En particulier, le scénario Négawatt 2022 est couplé à Afterres 2050, un scénario de transition agricole, sylvicole et alimentaire. Développé par l’association Solagro, ce scénario propose, en cohérence avec la démarche NégaWatt, une approche systémique de l’utilisation des terres et de la biomasse visant un nouvel équilibre entre alimentation humaine, alimentation animale,

production de matériaux et d’énergie, et préservation des écosystèmes, de la biodiversité et des sols. L’agriculture selon Afterres2050 mobilise et généralise l’ensemble des meilleures pratiques et techniques disponibles. Le niveau global de production est maintenu par rapport au niveau actuel, mais les usages de ces productions sont profondément modifiés.
On peut aussi citer les scénarios de RTE et de l’Ademe, qui insistent sur la sobriété pour arriver à des trajectoires tenables.
L’énergie citoyenne
Les projets portés par des sociétés citoyennes ont un ancrage local fort : les personnes impliquées habitent à proximité des installations, elles ont naturellement un intérêt pour que les projets soient respectueux, notamment de la biodiversité qui les entoure. D’ailleurs, bon nombre des membres de collectifs citoyens sont aussi impliqués dans des associations en faveur de la nature. Les personnes qui ont pris en main le sujet de l’énergie sont souvent plus sensibles à la quantité d’énergie qu’ils consomment, à la disponibilité et la saisonnalité du renouvelable, à la nécessité de prendre soin des installations, …
Par ailleurs, dans ces collectifs, ce sont les citoyens qui ont le pouvoir décisionnel et choisissent comment et où l’installation sera posée. Certains collectifs font le choix de travailler en priorité sur des installations photovoltaïques en toiture par exemple.
Mais l’énergie citoyenne peut bien sûr concerner des projets d’envergure, construits en partenariat entre des développeurs et des citoyens. L’association « Energie Partagée », qui fédère l’énergie citoyenne au niveau national, propose un label pour distinguer les projets citoyens. L’une des 5 dimensions du label « Energie Partagée » est l’écologie, il y a trois critères requis pour la labellisation :

- La connaissance des enjeux environnementaux locaux est effective/réelle, si possible complète avec des retours d’expérience sur des installations similaires.
- Dans le cas d’un projet sans étude d’impact environnemental (EIE), la collectivité des actionnaires a conscience des impacts bruts du projet sur son environnement local et cherche à les atténuer voire les éviter, via des mesures concrètes.

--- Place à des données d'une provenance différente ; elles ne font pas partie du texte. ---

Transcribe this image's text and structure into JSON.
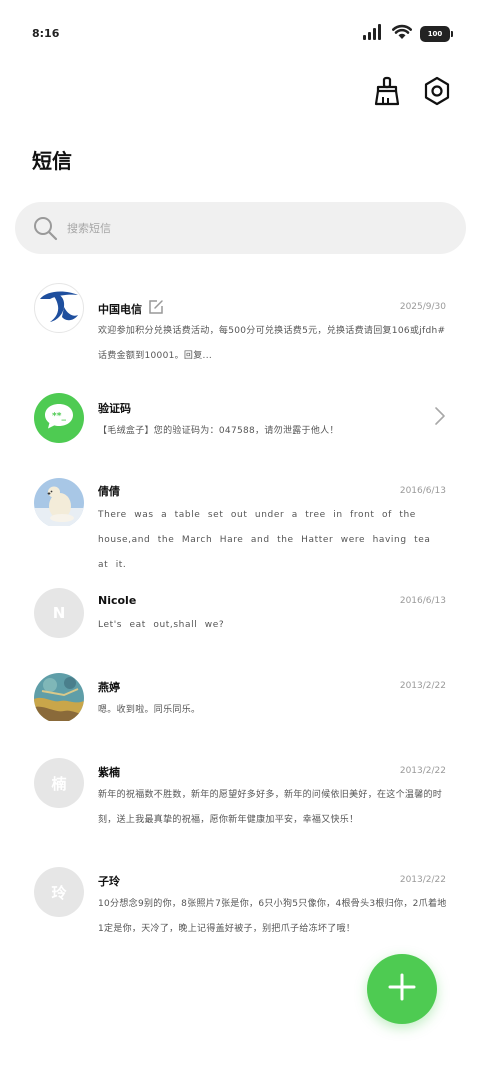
{
  "status_bar": {
    "time": "8:16",
    "battery": "100",
    "icons": [
      "signal-icon",
      "wifi-icon",
      "battery-icon"
    ]
  },
  "toolbar": {
    "icons": [
      "broom-icon",
      "settings-icon"
    ]
  },
  "header": {
    "title": "短信"
  },
  "search": {
    "placeholder": "搜索短信"
  },
  "conversations": [
    {
      "name": "中国电信",
      "date": "2025/9/30",
      "message": "欢迎参加积分兑换话费活动，每500分可兑换话费5元，兑换话费请回复106或jfdh#话费金额到10001。回复...",
      "avatar": "china-telecom-logo"
    },
    {
      "name": "验证码",
      "message": "【毛绒盒子】您的验证码为：047588，请勿泄露于他人！",
      "avatar": "sms-code-icon"
    },
    {
      "name": "倩倩",
      "date": "2016/6/13",
      "message": "There was a table set out under a tree in front of the house,and the March Hare and the Hatter were having tea at it.",
      "avatar": "polar-bear-photo"
    },
    {
      "name": "Nicole",
      "date": "2016/6/13",
      "message": "Let's eat out,shall we?",
      "avatar_letter": "N"
    },
    {
      "name": "燕婷",
      "date": "2013/2/22",
      "message": "嗯。收到啦。同乐同乐。",
      "avatar": "painting-photo"
    },
    {
      "name": "紫楠",
      "date": "2013/2/22",
      "message": "新年的祝福数不胜数，新年的愿望好多好多，新年的问候依旧美好，在这个温馨的时刻，送上我最真挚的祝福，愿你新年健康加平安，幸福又快乐！",
      "avatar_letter": "楠"
    },
    {
      "name": "子玲",
      "date": "2013/2/22",
      "message": "10分想念9别的你，8张照片7张是你，6只小狗5只像你，4根骨头3根归你，2爪着地1定是你，天冷了，晚上记得盖好被子，别把爪子给冻坏了哦！",
      "avatar_letter": "玲"
    }
  ],
  "colors": {
    "accent": "#4ecb52",
    "telecom_blue": "#1f4f9e",
    "search_bg": "#f0f0f0"
  }
}
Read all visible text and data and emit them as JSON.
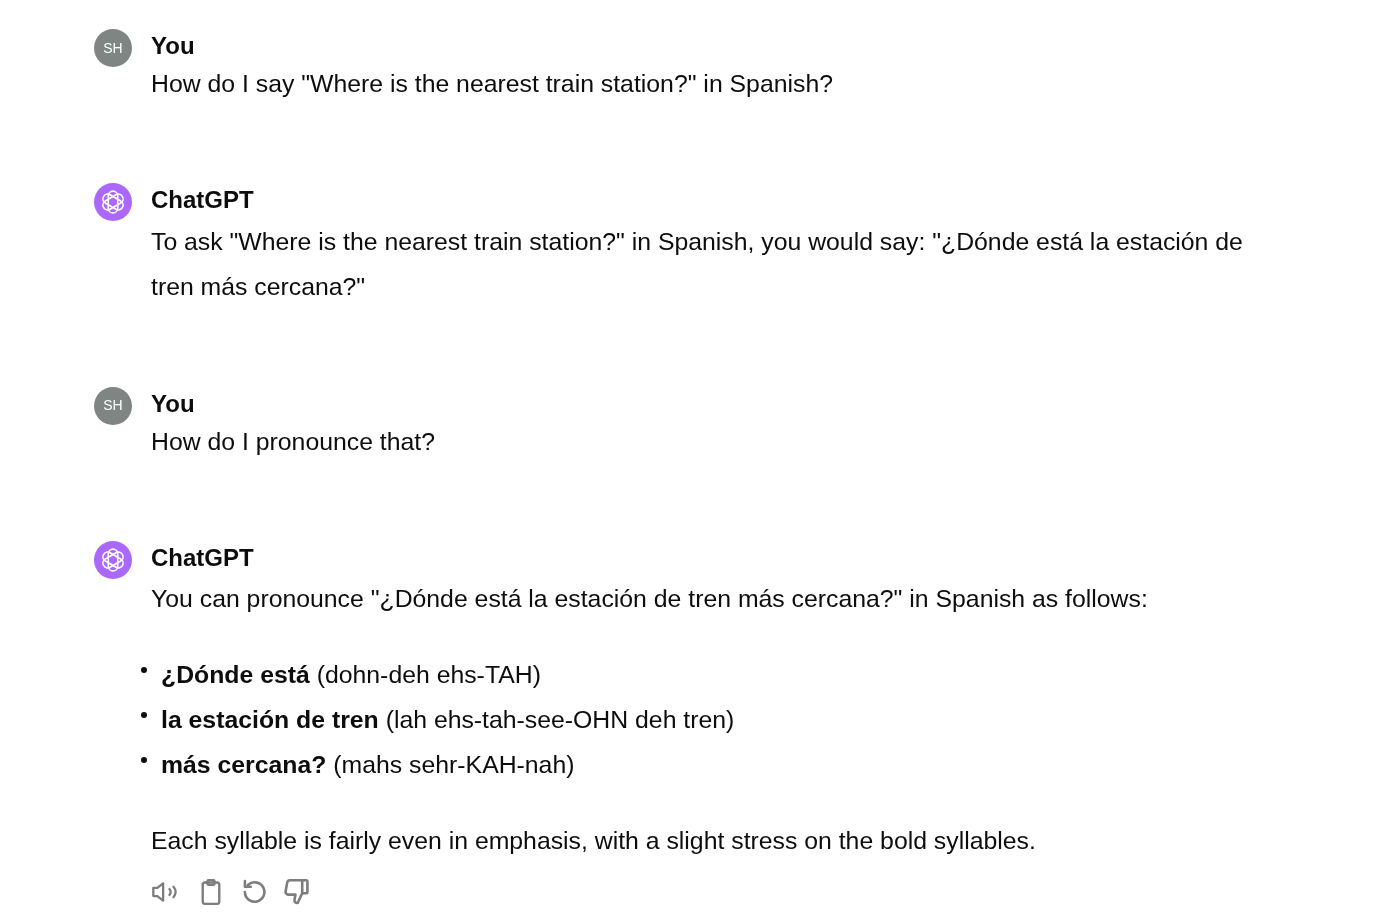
{
  "messages": [
    {
      "kind": "user",
      "author": "You",
      "avatar": "SH",
      "actions": false,
      "blocks": [
        {
          "kind": "paragraph",
          "text": "How do I say \"Where is the nearest train station?\" in Spanish?"
        }
      ]
    },
    {
      "kind": "assistant",
      "author": "ChatGPT",
      "actions": false,
      "blocks": [
        {
          "kind": "paragraph",
          "text": "To ask \"Where is the nearest train station?\" in Spanish, you would say: \"¿Dónde está la estación de tren más cercana?\""
        }
      ]
    },
    {
      "kind": "user",
      "author": "You",
      "avatar": "SH",
      "actions": false,
      "blocks": [
        {
          "kind": "paragraph",
          "text": "How do I pronounce that?"
        }
      ]
    },
    {
      "kind": "assistant",
      "author": "ChatGPT",
      "actions": true,
      "blocks": [
        {
          "kind": "paragraph",
          "text": "You can pronounce \"¿Dónde está la estación de tren más cercana?\" in Spanish as follows:"
        },
        {
          "kind": "bullets",
          "items": [
            "**¿Dónde está** (dohn-deh ehs-TAH)",
            "**la estación de tren** (lah ehs-tah-see-OHN deh tren)",
            "**más cercana?** (mahs sehr-KAH-nah)"
          ]
        },
        {
          "kind": "paragraph",
          "text": "Each syllable is fairly even in emphasis, with a slight stress on the bold syllables."
        }
      ]
    }
  ]
}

- Les enjeux environnementaux identifiés ne doivent pas être rédhibitoires pour Énergie Partagée (critères de référence définis par filière).
Il y a donc une démarche engageante et spécifique à chaque énergie renouvelable menée en faveur de la biodiversité. En ce qui concerne le dernier point, Energie Partagée a défini une charte de bonnes pratiques pour chaque filière d’énergie renouvelable (charte photovoltaïque au sol / charte hydroélectricité / charte méthanisation)

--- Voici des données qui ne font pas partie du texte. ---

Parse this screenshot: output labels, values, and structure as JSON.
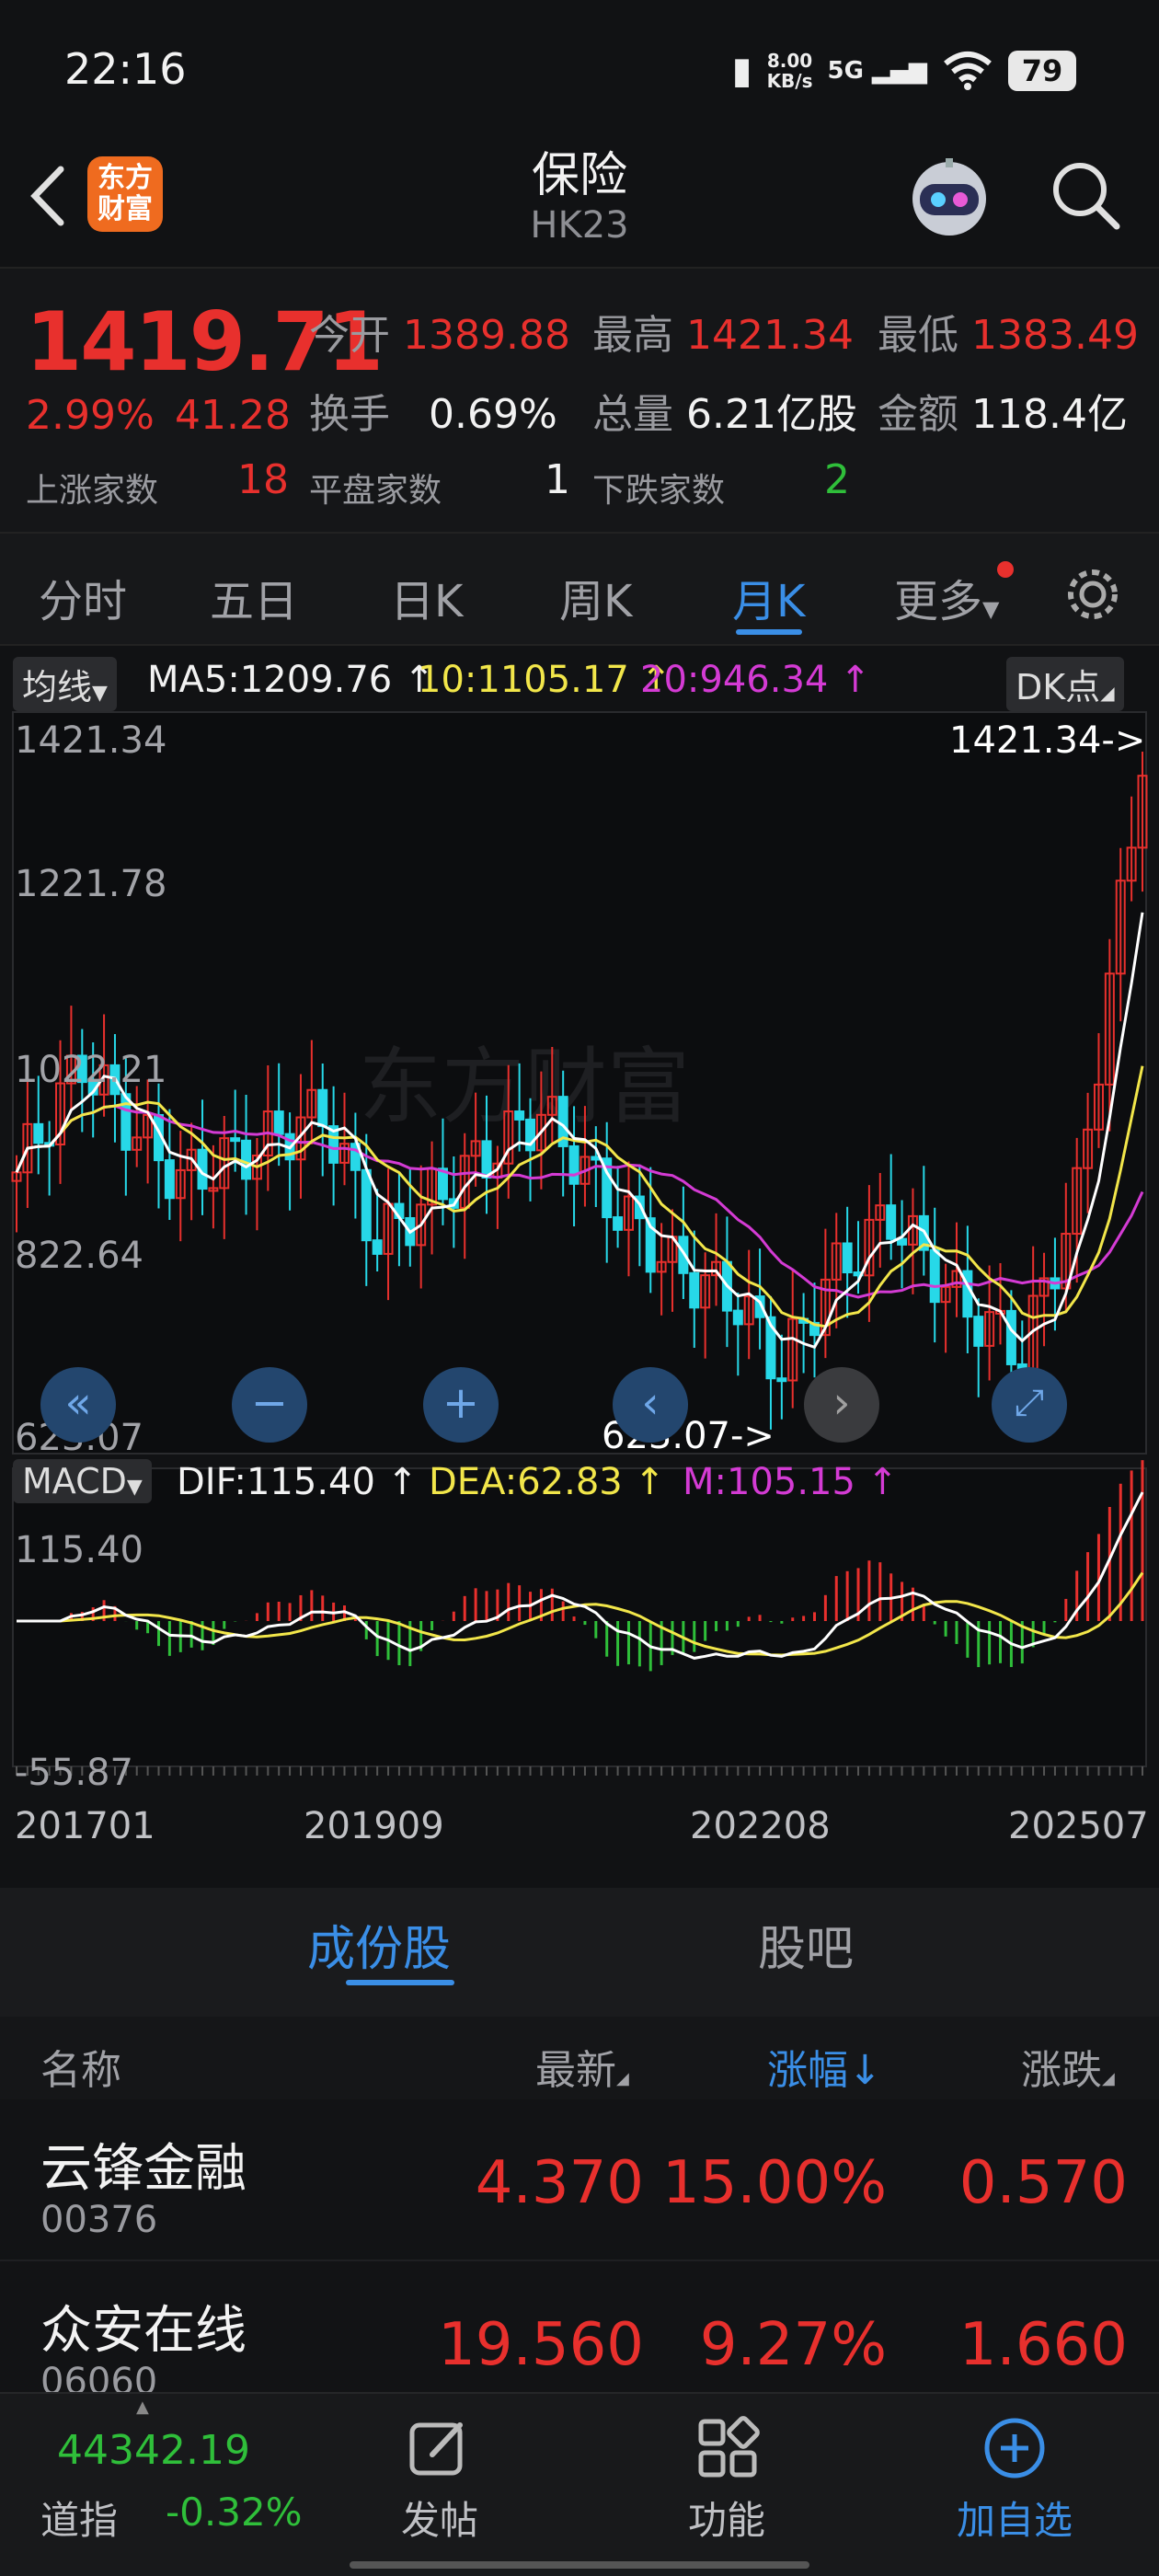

Sur le parc photovoltaïque au sol du Génie à Ecrouves, pour favoriser la biodiversité, de nouveaux habitats ont été créés : un hibernaculum, une zone humide et des perchoirs ont été aménagés, et une haie de 600 mètres de long, composée d’essences favorables à la biodiversité, a également été plantée.

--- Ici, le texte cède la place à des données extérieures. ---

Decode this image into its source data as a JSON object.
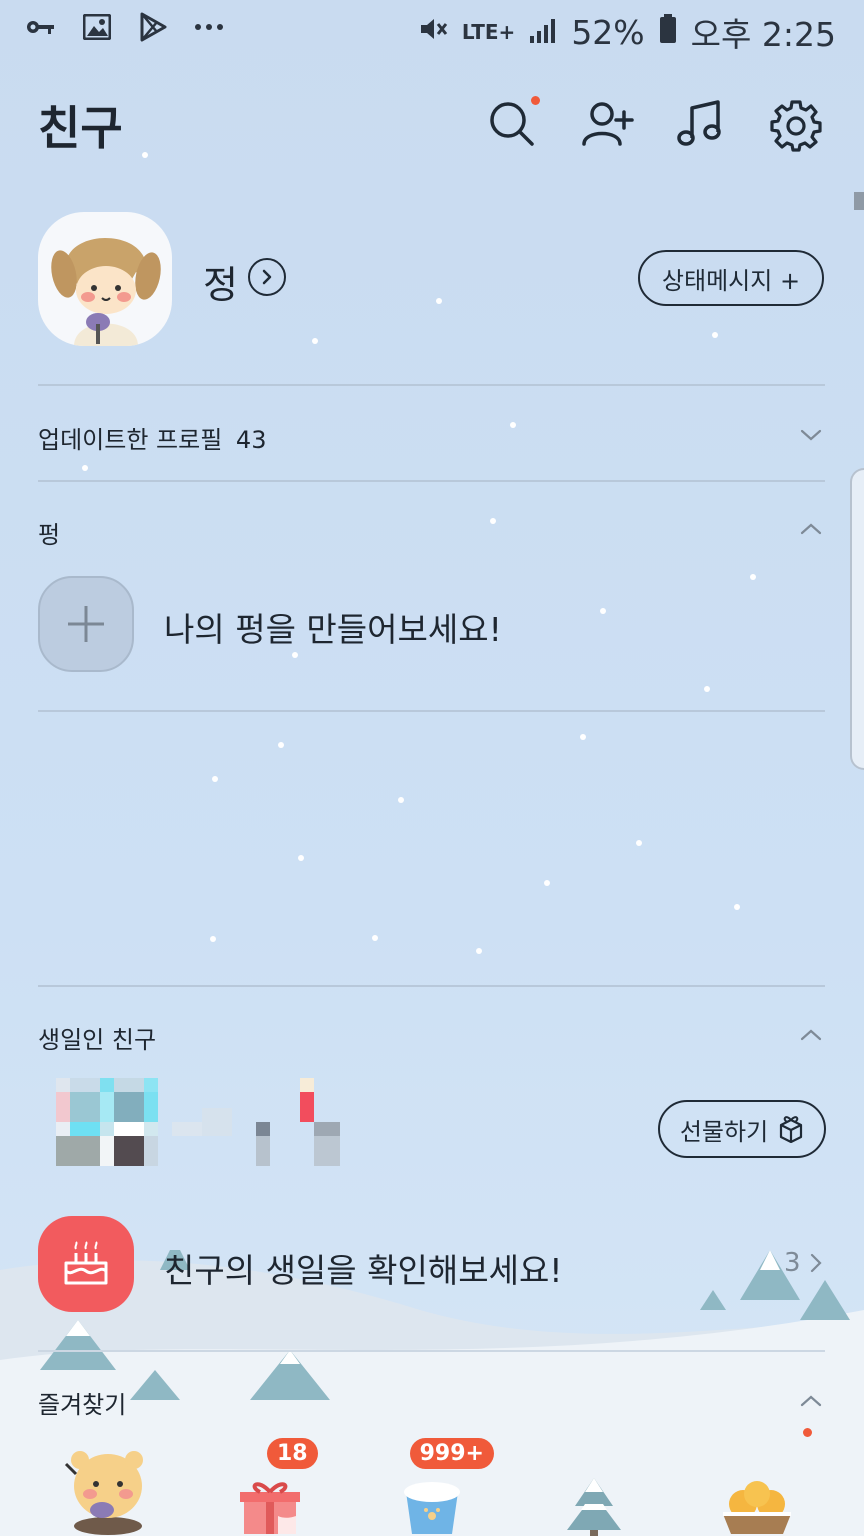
{
  "status_bar": {
    "battery": "52%",
    "network": "LTE+",
    "time": "오후 2:25",
    "left_icons": [
      "key-icon",
      "image-icon",
      "play-store-icon",
      "more-icon"
    ]
  },
  "header": {
    "title": "친구"
  },
  "profile": {
    "name": "정",
    "status_button": "상태메시지 +"
  },
  "updated_profiles": {
    "label": "업데이트한 프로필",
    "count": "43"
  },
  "pyeong": {
    "label": "펑",
    "add_text": "나의 펑을 만들어보세요!"
  },
  "birthday": {
    "label": "생일인 친구",
    "gift_button": "선물하기",
    "prompt": "친구의 생일을 확인해보세요!",
    "count": "3"
  },
  "favorites": {
    "label": "즐겨찾기",
    "items": [
      {
        "name": "profile-character"
      },
      {
        "name": "gift",
        "badge": "18"
      },
      {
        "name": "bucket",
        "badge": "999+"
      },
      {
        "name": "tree"
      },
      {
        "name": "oranges"
      }
    ]
  },
  "colors": {
    "accent_red": "#f05a3a",
    "cake_tile": "#f25b5e",
    "background": "#cde0f4"
  }
}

Les garde-fous réglementaires
La réglementation impose un certain nombre de mesures en faveur de la biodiversité. Les installations photovoltaïques dont la puissance est égale ou supérieure à 300 kWc sont soumises à l’obligation de réaliser une évaluation environnementale (sauf en toiture et ombrière de parking).
Pour l’éolien, les projets sont aussi soumis aux évaluation. La DREAL Grand Est met d’ailleurs à disposition des “zones favorables au développement de l’éolien”, qui permet d’identifier les sites sur lesquels il n’y a pas de contre-indication à une installation éolienne.
Qu’est ce qu’on peut faire ?
Au-delà des contraintes réglementaires, les porteurs de projets peuvent aussi choisir d’avoir des initiatives supplémentaires en faveur de la faune et la flore, notamment pour l’acceptabilité d’un projet ou simplement par conviction écologique. On peut par exemple faire un plan de bridage des éoliennes pour protéger les oiseaux et chauve-souris.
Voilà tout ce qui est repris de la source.